Kerala Kaumudi Online
Saturday, 15 June 2024 4.12 PM IST

Incident where six newborns were burned to death; Hospital unlicensed, doctors not qualified


NEW DELHI: An investigation has uncovered several violations at the hospital that caught fire on Saturday night in East Delhi. The hospital's license had expired on March 31, and the police investigation revealed that the hospital was operating without permission after this date.

DCP Shahdara Surendra Chowdhury stated that the hospital was only authorized to have five beds but there were 12 newborn babies present at the time of the incident. The doctors lacked the necessary educational qualifications to treat infants, as they held BAMS degrees.

Additionally, it was alleged that no fire protection equipment was installed anywhere in the hospital, and the building, originally intended for domestic purposes, had been converted into a hospital. The hospital was not registered under the Delhi Nursing Home Act.

The Delhi Police announced the arrest of the hospital director, Naveen Kitchi and a doctor who was on duty at the time of the accident, citing the numerous violations. Dr Naveen Kitchi, who managed three other similar establishments in Delhi had absconded immediately after the incident but was apprehended in Rajasthan.

When the fire broke out at 11 PM, Shaheed Sevadal volunteers and residents initiated the rescue operation before the fire brigade arrived. Initially, it was reported that the fire started due to the explosion of oxygen cylinders on the second floor, but later it was suggested that a generator explosion was the cause. The fire quickly spread to the first floor, where the infants were being cared for and smoke filled the children's ward.

The fire had spread to the front of the building via the staircase, making it impossible to enter. Rescuers had to jump over the back wall, climb through windows and pull out the 12 infants. Tragically, the children died of suffocation. As soon as the fire broke out, the hospital staff fled, leaving no one to provide crucial information about the number of children or the location of emergency exits.
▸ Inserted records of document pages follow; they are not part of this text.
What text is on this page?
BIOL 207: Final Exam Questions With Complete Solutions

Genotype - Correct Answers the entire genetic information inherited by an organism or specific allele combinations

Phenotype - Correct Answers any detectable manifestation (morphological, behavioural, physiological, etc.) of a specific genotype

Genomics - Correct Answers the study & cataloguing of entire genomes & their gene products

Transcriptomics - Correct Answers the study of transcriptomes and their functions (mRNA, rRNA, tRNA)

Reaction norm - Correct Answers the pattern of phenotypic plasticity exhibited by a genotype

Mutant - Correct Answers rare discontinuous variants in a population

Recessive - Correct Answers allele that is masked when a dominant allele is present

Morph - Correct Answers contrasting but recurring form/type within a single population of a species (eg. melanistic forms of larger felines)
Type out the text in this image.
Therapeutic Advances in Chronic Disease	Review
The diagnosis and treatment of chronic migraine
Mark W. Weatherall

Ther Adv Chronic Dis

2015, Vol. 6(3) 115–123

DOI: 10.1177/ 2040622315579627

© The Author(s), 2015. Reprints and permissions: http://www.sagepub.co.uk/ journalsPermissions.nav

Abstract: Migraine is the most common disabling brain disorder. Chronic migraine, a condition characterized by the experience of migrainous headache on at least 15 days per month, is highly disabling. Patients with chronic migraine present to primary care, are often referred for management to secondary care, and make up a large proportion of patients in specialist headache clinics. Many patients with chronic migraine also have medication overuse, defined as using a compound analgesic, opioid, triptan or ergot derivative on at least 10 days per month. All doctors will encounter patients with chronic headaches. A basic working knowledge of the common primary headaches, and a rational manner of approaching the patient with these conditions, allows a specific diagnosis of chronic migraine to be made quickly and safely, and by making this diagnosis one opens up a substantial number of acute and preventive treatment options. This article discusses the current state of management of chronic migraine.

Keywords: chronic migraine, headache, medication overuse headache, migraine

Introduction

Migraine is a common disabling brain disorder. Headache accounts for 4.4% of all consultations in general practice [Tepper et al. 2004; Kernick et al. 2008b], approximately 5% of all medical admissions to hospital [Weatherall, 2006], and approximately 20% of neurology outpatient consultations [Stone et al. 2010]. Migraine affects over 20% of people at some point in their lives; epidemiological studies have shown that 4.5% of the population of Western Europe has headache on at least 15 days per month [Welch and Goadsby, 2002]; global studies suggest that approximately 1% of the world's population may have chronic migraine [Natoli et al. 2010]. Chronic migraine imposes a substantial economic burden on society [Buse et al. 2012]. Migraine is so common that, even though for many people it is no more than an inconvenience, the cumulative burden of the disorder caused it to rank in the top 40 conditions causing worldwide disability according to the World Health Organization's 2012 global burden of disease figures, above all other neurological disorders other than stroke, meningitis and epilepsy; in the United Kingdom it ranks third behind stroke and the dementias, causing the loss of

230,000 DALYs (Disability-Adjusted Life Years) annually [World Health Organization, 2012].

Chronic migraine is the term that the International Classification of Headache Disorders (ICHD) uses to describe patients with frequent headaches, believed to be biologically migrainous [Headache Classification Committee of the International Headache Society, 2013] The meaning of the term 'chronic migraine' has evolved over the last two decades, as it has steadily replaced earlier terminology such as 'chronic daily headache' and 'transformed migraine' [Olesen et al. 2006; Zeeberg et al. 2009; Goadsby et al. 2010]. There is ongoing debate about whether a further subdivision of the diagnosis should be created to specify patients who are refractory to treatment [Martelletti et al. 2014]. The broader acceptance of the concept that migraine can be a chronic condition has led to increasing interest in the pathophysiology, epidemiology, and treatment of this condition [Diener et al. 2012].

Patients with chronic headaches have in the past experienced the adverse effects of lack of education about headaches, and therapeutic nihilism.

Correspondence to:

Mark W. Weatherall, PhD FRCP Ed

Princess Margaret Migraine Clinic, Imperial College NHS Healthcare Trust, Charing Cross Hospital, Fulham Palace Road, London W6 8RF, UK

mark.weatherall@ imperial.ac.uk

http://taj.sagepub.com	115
The fire force received the information at 11.32 pm and dispatched 16 units. Narrow roads, downed power lines and a lack of water complicated the rescue operations. Residents also participated in the rescue efforts. During this time, cylinders continued to explode, scattering debris over a wide area.

The fire was finally extinguished by morning, leaving the front of the building gutted. The remnants of the disaster included a burnt ambulance and broken oxygen cylinders. Two clothes shops, a bank and another shop were also damaged.

At the time of the fire, it is alleged that illegal filling of oxygen cylinders was taking place at the hospital. Despite complaints to the councillor and the police, no action had been taken. Locals asserted that the illegally stored oxygen cylinders exacerbated the scale of the disaster.